O parlamentar repercutiu documento da Promotoria de Justiça que determinou o arquivamento de um procedimento administrativo inicial para abertura de medidas mais amplas relacionadas ao possível descumprimento de Termo de Ajustamento de Conduta (TAC) firmado pelo município e à apuração de possíveis atos de improbidade administrativa.
Segundo o documento, mesmo com concurso público vigente, o município continuou realizando contratações temporárias em larga escala para funções permanentes da saúde pública. O documento afirma que a prática pode configurar burla à regra constitucional do concurso público e manutenção deliberada de vínculos precários.
No despacho, o promotor afirma que a administração municipal teria realizado “contratações massivas e contínuas” ignorando candidatos aprovados no concurso, além de apontar indícios de violação aos princípios da legalidade, moralidade e eficiência administrativa. O documento também menciona possível enquadramento por improbidade administrativa, destacando que a manutenção de contratações precárias para cargos permanentes pode representar tentativa deliberada de frustrar a licitude do concurso público.

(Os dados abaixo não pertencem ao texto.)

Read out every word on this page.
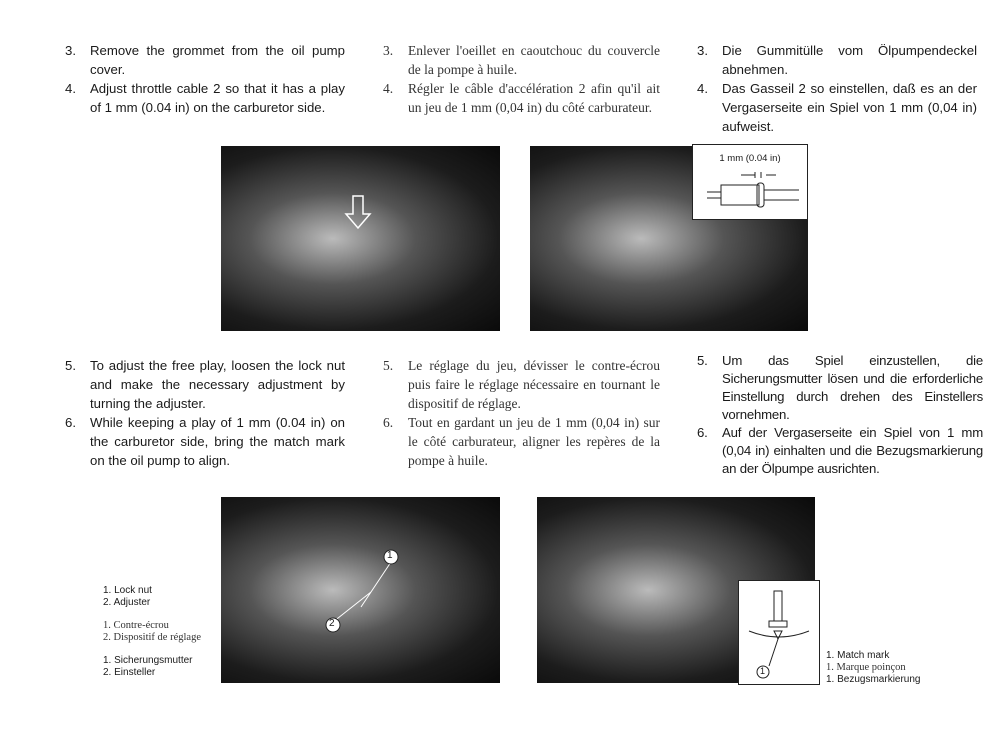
3.	Remove the grommet from the oil pump cover.
4.	Adjust throttle cable 2 so that it has a play of 1 mm (0.04 in) on the carburetor side.
3.	Enlever l'oeillet en caoutchouc du couvercle de la pompe à huile.
4.	Régler le câble d'accélération 2 afin qu'il ait un jeu de 1 mm (0,04 in) du côté carburateur.
3.	Die Gummitülle vom Ölpumpendeckel abnehmen.
4.	Das Gasseil 2 so einstellen, daß es an der Vergaserseite ein Spiel von 1 mm (0,04 in) aufweist.
1 mm (0.04 in)
5.	To adjust the free play, loosen the lock nut and make the necessary adjustment by turning the adjuster.
6.	While keeping a play of 1 mm (0.04 in) on the carburetor side, bring the match mark on the oil pump to align.
5.	Le réglage du jeu, dévisser le contre-écrou puis faire le réglage nécessaire en tournant le dispositif de réglage.
6.	Tout en gardant un jeu de 1 mm (0,04 in) sur le côté carburateur, aligner les repères de la pompe à huile.
5.	Um das Spiel einzustellen, die Sicherungsmutter lösen und die erforderliche Einstellung durch drehen des Einstellers vornehmen.
6.	Auf der Vergaserseite ein Spiel von 1 mm (0,04 in) einhalten und die Bezugsmarkierung an der Ölpumpe ausrichten.
1. Lock nut
2. Adjuster
1. Contre-écrou
2. Dispositif de réglage
1. Sicherungsmutter
2. Einsteller
1
2
1
1. Match mark
1. Marque poinçon
1. Bezugsmarkierung
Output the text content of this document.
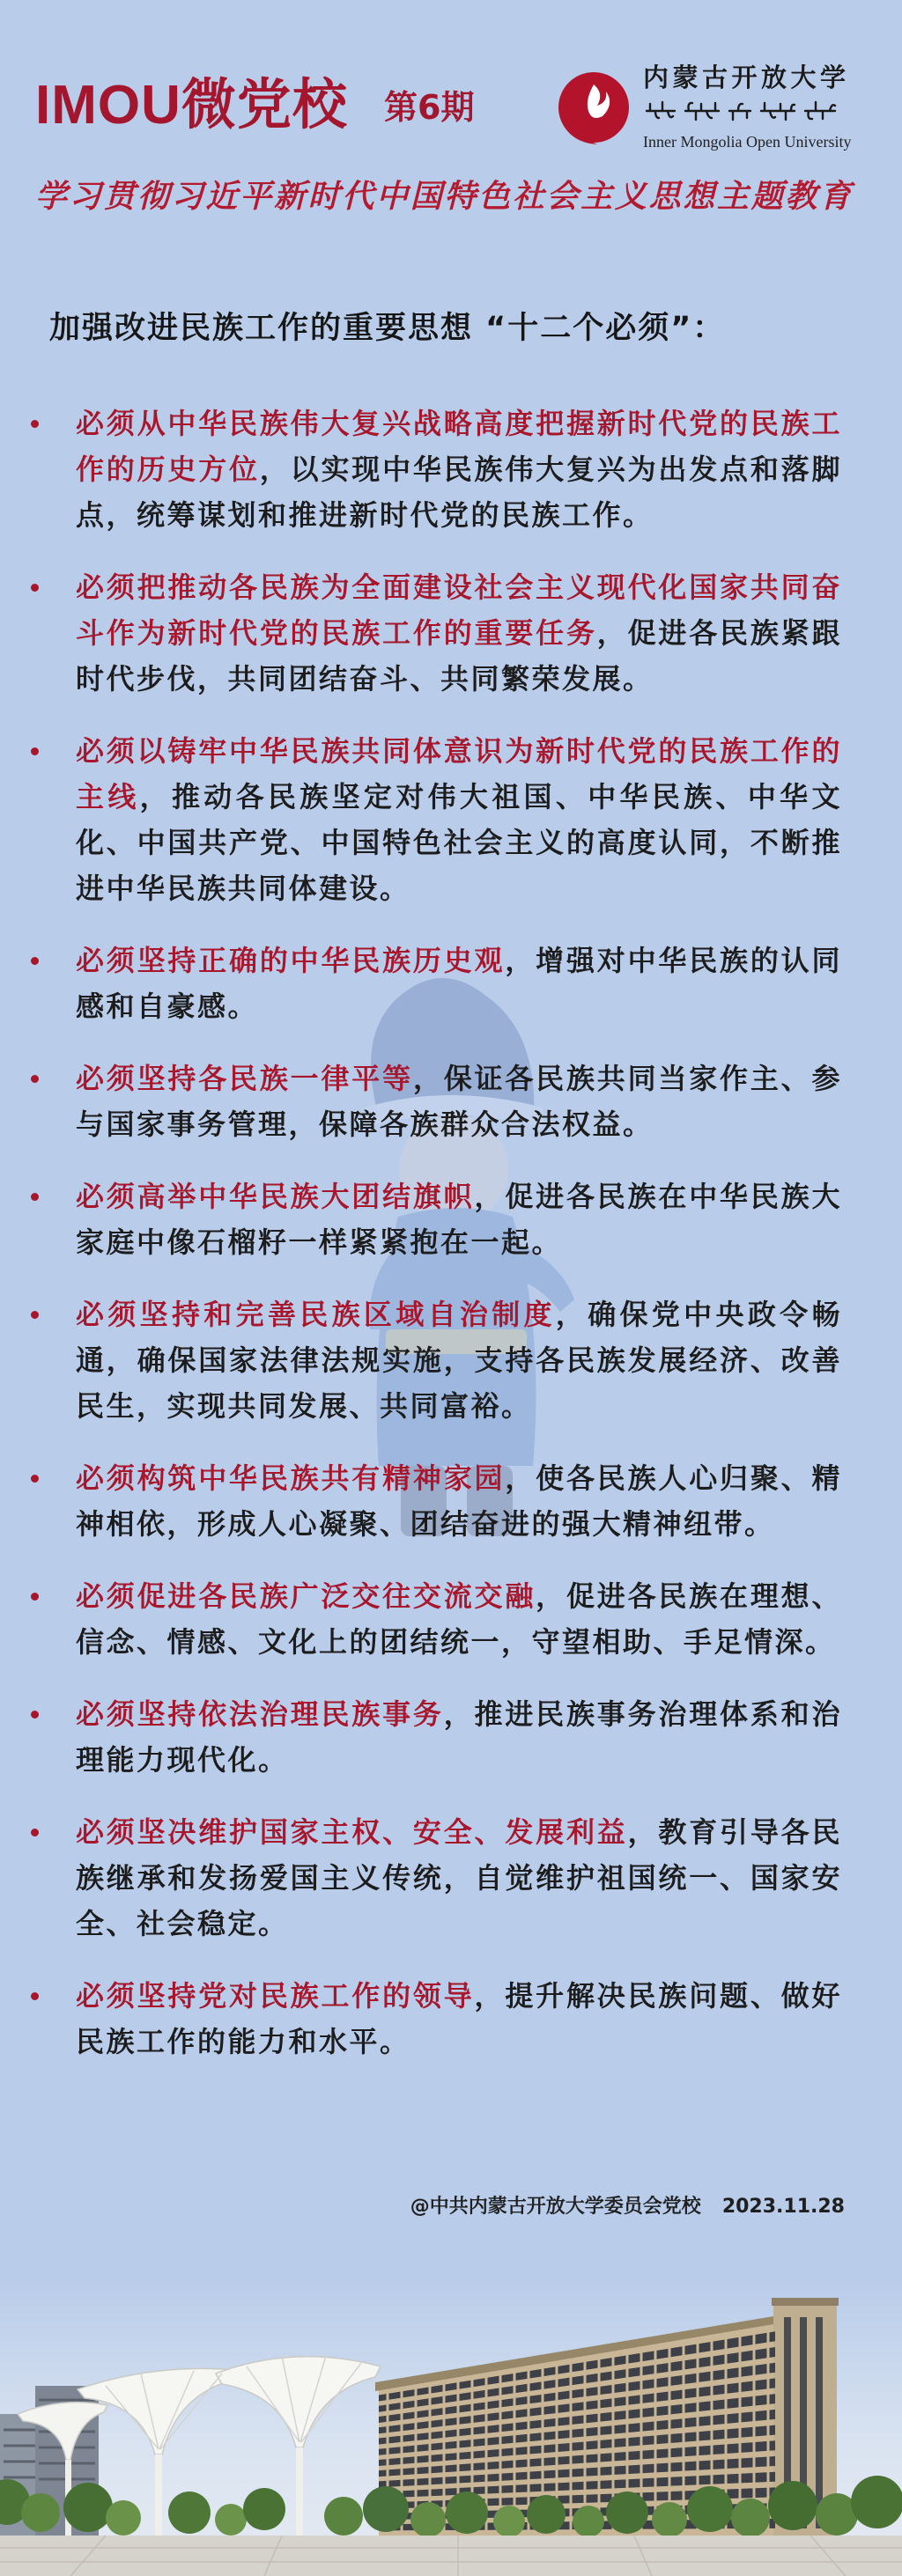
IMOU微党校 第6期
内蒙古开放大学
Inner Mongolia Open University
学习贯彻习近平新时代中国特色社会主义思想主题教育
加强改进民族工作的重要思想 “十二个必须”：
必须从中华民族伟大复兴战略高度把握新时代党的民族工作的历史方位，以实现中华民族伟大复兴为出发点和落脚点，统筹谋划和推进新时代党的民族工作。
必须把推动各民族为全面建设社会主义现代化国家共同奋斗作为新时代党的民族工作的重要任务，促进各民族紧跟时代步伐，共同团结奋斗、共同繁荣发展。
必须以铸牢中华民族共同体意识为新时代党的民族工作的主线，推动各民族坚定对伟大祖国、中华民族、中华文化、中国共产党、中国特色社会主义的高度认同，不断推进中华民族共同体建设。
必须坚持正确的中华民族历史观，增强对中华民族的认同感和自豪感。
必须坚持各民族一律平等，保证各民族共同当家作主、参与国家事务管理，保障各族群众合法权益。
必须高举中华民族大团结旗帜，促进各民族在中华民族大家庭中像石榴籽一样紧紧抱在一起。
必须坚持和完善民族区域自治制度，确保党中央政令畅通，确保国家法律法规实施，支持各民族发展经济、改善民生，实现共同发展、共同富裕。
必须构筑中华民族共有精神家园，使各民族人心归聚、精神相依，形成人心凝聚、团结奋进的强大精神纽带。
必须促进各民族广泛交往交流交融，促进各民族在理想、信念、情感、文化上的团结统一，守望相助、手足情深。
必须坚持依法治理民族事务，推进民族事务治理体系和治理能力现代化。
必须坚决维护国家主权、安全、发展利益，教育引导各民族继承和发扬爱国主义传统，自觉维护祖国统一、国家安全、社会稳定。
必须坚持党对民族工作的领导，提升解决民族问题、做好民族工作的能力和水平。
@中共内蒙古开放大学委员会党校 2023.11.28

Durante sua fala, Franklin afirmou que a situação demonstra o esgotamento das tentativas de resolução administrativa do problema. “Quando vai para a Justiça, quer dizer que já não deu certo. Existe concurso vigente, existem pessoas aprovadas e qualificadas aguardando convocação enquanto o município mantém contratos precários”, declarou.
O vereador também relembrou que acompanha a pauta desde o início e que o mandato esteve ao lado dos ACS e ACE em diversas mobilizações e cobranças pela convocação dos aprovados. “Essa sempre foi uma luta que nós acompanhamos de perto. Estivemos ao lado dos agentes comunitários de saúde e dos agentes de combate a endemias defendendo a convocação dos aprovados e valorizando quem atua diretamente nos territórios”, destacou.
Franklin ainda relacionou a falta de profissionais efetivos ao agravamento da situação da saúde pública em Dourados, especialmente diante dos surtos de dengue e chikungunya registrados no município. “A atenção primária é a base da saúde pública. Quando faltam agentes nos bairros, faltam visitas, prevenção e acompanhamento das famílias. Depois o impacto aparece nos hospitais lotados e na sobrecarga do sistema”, afirmou.
O documento do Ministério Público também aponta descumprimento de cláusulas do TAC firmado pelo município, incluindo compromissos relacionados às contratações temporárias e nomeação dos aprovados em concurso público.
Franklin afirmou que seguirá acompanhando os desdobramentos do caso e cobrando providências para garantir a convocação dos aprovados e o fortalecimento da saúde pública municipal.